I’m not going to lie. Getting started with the Resource Center was a little intimidating. First, I’m not a social worker. Secondly, there has been a lot to learn! Correction—there IS a lot to learn. And given my part-time status, there is a lot I will likely never learn. The bulk of the phone calls I help with have been for people seeking counseling as well as help for older adults, including Kosher Meals on Wheels.
Before joining the Resource Center, I understood at the general level that people call us for counseling. But to speak to a post-partum mother of three who was struggling with anxiety around COVID and the safety of her family, I ached for her suffering. But I was grateful to have been empowered to give her a free consultation with a therapist for the very next day. Since then, she has been working on a regular basis with one of our therapists.
Before joining the Resource Center, I had been told that many of the older adults and families we serve are often quite dysfunctional, making it difficult to give them the help they need. This was a theoretical idea for me. Until I took a call from the son of an 80-year-old woman who lived out of state and needed help getting his mother to the hospital for scheduled surgery. His brothers lived locally, but neither were speaking to their mother. So I shared the phone number for our transportation department, but that was hardly the end of my interaction with this family.

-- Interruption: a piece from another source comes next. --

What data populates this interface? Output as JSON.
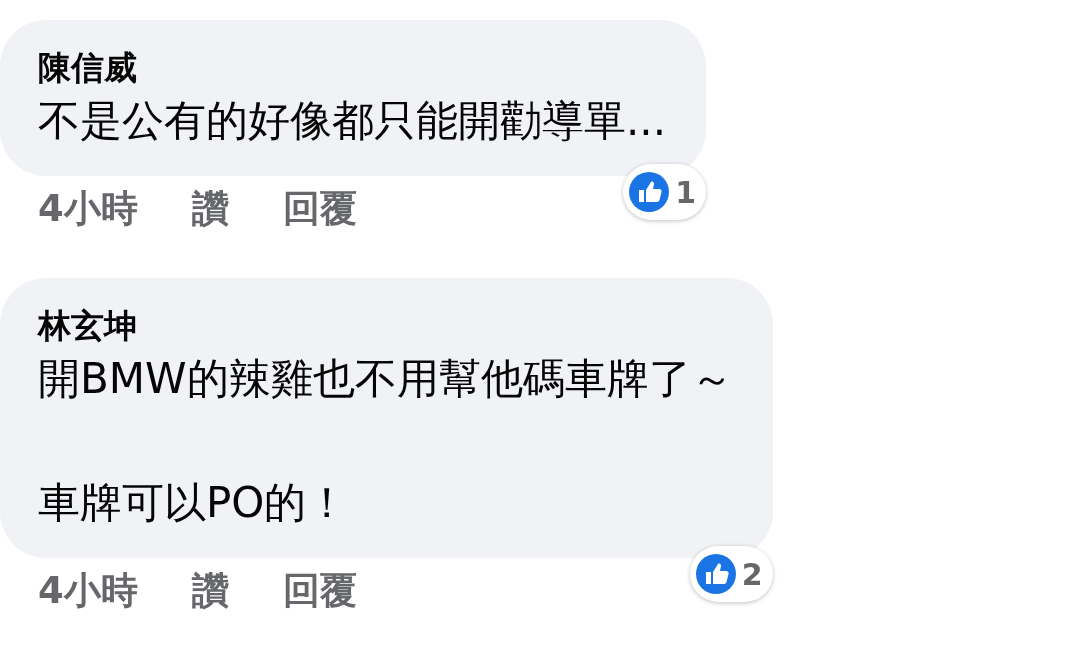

In subsequent conversations, I learned that the mother was sleeping in a recliner and washing up in a sink because she was unable to safely climb the stairs to her bedroom and shower. She clearly needed more than just a ride to the hospital. And she has since been enrolled in GCM services, so she will receive more of the support that she needs.
Soon I will be working with the rest of the marketing department to develop our Friends fundraising campaign. It will be the sixth campaign I’ve been involved with. Typically, client stories feature prominently in this campaign and over the past five years I’ve written countless scenarios of people requiring all different kinds of help.
But this year, when I start thinking about the stories we’ll tell, I won’t have to rely nearly as much on my imagination. I’ll have a new well to draw from, thanks to my experience in the Resource Center. But this experience has done much more than just help inform my writing. It has given me the opportunity to speak to some of the thousands we’ve served, and that has been humbling. To speak with them and know that JFS can give them the answers they seek, that has been inspiring.
As communications manager, my role is very much behind the scenes. But my time in the Resource Center has allowed me to step out and stand on the front lines. And doing so has given me a whole new appreciation of the vital and sacred work we perform at JFS every day.
Debbie Feit is the Communications Manager at JFS. When she’s not writing marketing content for JFS she’s writing (hopefully) funny humor pieces and texts to her children to pick up the phone when she calls.